The Content Of The Article:
- Appearance and growth
- Location and ground
- Sowing and planting
- Harvest and recovery
- Purslane as a medicinal plant
- Diseases and pests
Portulac (Portulaca oleracea) is native to Africa and Asia Minor and belongs to the homonymous family of the Portulaceae (Portulacaceae). Already the famous Hildegard von Bingen (1098-1179) mentioned the one-year-old wild vegetables and herbs in their writings.

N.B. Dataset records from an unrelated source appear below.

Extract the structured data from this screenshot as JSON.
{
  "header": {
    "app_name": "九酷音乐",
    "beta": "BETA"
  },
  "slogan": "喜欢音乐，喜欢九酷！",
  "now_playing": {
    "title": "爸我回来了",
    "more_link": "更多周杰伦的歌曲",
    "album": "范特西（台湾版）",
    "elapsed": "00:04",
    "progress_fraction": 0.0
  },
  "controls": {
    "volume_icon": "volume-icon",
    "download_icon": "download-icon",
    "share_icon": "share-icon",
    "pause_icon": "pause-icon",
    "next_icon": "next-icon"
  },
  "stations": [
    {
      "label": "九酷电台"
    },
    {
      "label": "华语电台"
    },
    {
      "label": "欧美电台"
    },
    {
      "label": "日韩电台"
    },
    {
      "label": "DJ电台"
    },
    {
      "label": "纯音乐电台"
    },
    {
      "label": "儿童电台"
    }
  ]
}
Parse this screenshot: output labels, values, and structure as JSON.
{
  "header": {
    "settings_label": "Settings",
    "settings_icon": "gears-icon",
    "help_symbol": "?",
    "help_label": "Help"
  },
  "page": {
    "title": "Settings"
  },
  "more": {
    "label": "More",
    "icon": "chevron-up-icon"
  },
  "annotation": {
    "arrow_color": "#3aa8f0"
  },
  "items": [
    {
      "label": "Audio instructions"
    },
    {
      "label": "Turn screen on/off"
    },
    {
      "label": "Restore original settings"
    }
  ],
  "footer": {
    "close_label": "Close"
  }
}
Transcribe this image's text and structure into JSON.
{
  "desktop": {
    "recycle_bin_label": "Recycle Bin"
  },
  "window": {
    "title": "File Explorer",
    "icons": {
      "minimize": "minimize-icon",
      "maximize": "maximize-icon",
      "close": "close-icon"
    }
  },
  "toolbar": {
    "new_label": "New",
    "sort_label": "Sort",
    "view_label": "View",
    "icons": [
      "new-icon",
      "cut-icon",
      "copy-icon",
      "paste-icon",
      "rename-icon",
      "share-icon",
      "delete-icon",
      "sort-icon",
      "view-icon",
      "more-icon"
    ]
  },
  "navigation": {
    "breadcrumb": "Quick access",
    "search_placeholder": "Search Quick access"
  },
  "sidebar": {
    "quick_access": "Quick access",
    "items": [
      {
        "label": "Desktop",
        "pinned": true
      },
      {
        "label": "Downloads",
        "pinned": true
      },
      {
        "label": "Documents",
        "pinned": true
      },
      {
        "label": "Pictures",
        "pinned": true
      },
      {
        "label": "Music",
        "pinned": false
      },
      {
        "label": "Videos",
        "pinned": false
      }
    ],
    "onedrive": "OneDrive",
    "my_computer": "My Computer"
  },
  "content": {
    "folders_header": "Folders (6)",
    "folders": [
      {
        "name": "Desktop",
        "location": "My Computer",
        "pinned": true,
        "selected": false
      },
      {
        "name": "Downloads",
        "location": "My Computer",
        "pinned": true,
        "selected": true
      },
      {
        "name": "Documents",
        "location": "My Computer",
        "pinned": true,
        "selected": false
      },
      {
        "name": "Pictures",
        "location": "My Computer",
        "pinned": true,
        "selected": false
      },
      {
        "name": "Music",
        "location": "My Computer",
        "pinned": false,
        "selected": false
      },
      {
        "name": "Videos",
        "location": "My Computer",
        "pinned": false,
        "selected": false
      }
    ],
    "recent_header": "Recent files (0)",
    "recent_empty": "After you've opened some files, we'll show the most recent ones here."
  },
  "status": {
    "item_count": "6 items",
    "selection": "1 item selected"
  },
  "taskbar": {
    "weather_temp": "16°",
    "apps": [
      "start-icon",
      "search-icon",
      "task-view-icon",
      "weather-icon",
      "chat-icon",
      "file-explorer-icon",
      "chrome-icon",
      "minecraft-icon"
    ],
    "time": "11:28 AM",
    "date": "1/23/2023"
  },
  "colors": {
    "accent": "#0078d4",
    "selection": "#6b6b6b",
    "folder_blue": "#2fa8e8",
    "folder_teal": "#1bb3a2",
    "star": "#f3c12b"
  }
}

Not to be confused is the real purslane, also called summer purslane or vegetable purslane, with the frost-resistant winter sportulac (Claytonia perfoliata), which is also used as a wild vegetable. He is also called Winterpostelein or Tellerkraut and is also one year old, but belongs to a completely different plant family. Its original homeland are the coastal regions of North America. He occurs in this country in many vegetable gardens as a neophyte.
Although it is also called purslane, it is not really the real one: the winter athlete (Claytonia perfoliata), also called plate cabbage or cubaspinate
The stems of the robust summer purslane have a slightly nutty-sour, salty taste. Purslane contains many vitamins, essential oils and blood-purifying omega-3 fatty acids.
Appearance and growth
The one-year vegetable purslane forms reddish stems with obovate, fleshy, green or yellowish-green leaves. In the leaf axils or shoot tips appear from May to October small yellowish or white flowers. Purslane grows quickly and bushily and grows between 10 and 30 inches high.
Location and ground
Summer purslane prefers warm, sunny locations as well as loose, well drained and rather sandy soils that should not be too humid.
Sowing and planting
Normally, summer purslane is sown directly wide-bred or in rows with a distance of 20 centimeters from the beginning of May in the field. The last sowing should take place depending on the region after the Eisheiligen until the end of August or the middle of September. It is best to sow purslane throughout the season in several sets at intervals of two weeks each. Cover the seeds only lightly with soil, as they germinate better under good lighting, and then singulate the young plants to 15 to 20 centimeters. A preculture of young plants is also possible, but usually not useful, because the plants grow quickly and are very uncomplicated in the cultivation. When pre-culturing in multi-pot plates or peat wells, the temperature should be at least 18 degrees Celsius. Summer purslane sprouts fastest at 30 degrees.
Purslane can also be grown very well in the balcony box
Purslane is growing fast and is very frugal. The leaves, however, become larger and more tender if you already put two liters of ripe compost flat in the soil during the preparation for the bed. However, he does not need an extra ration of fertilizer. Watering is only possible in the event of prolonged drought, as the plants are well able to cope with temporary dehydration thanks to their storage leaves. About a week before the harvest, however, on drier soils, a well-dosed watering is recommended, so that the leaves become swollen and firm.
Harvest and recovery
In warm summers you can harvest purslane already four to six weeks after sowing. The younger leaves and stems are prepared as raw food or salad. Leave the bottom third of the plants - it will then re-drive and form new stems and leaves. In this way you can harvest purslane two to three times. Once the flowers open, the leaves become inedible, as they now store many bitter substances. You can leave the plants to harvest seeds for next year.
Due to its salty and nutty taste, you should be sparing with salt when preparing and recycling purslane. With its spicy, slightly sour taste Portulak fits well in summery mixed salads, but also finely chopped in soups, as a sandwich or in curd cheese curd it has proven itself. You can also cook or grind purslane like spinach for a short time. The flower buds are reminiscent of capers in taste and can be used like these.
Since purslane spoils quickly, it should be processed quickly. In the vegetable compartment of the refrigerator, it lasts for a maximum of five days, when the leaves are rolled up in a moistened kitchen towel. It can be conserved only conditionally, because the leaves in the freezer become very mushy.
Salads gives purslane a slightly salty-sour flavor. Also with quark, it harmonises very well in terms of taste
There are no real varieties of purslane, but different forms of culture, which can be distinguished by the color of their leaves. The varieties with strong green leaves are the consistency somewhat better, but tastier better. The yellowish-green forms form tender, less aromatic leaves.
Purslane as a medicinal plant
Purslane tea is recommended in the treatment of bladder and kidney problems.Because it contains a lot of provitamin A and omega-3 fatty acids, it has a blood-purifying and anti-inflammatory effect. The polyunsaturated fatty acids protect the vessels and also stimulate serotonin production in the brain, therefore, purslane is also considered a natural antidepressant.
Diseases and pests
The robust wild vegetables are - also because of its short culture duration - very insensitive to diseases and pests.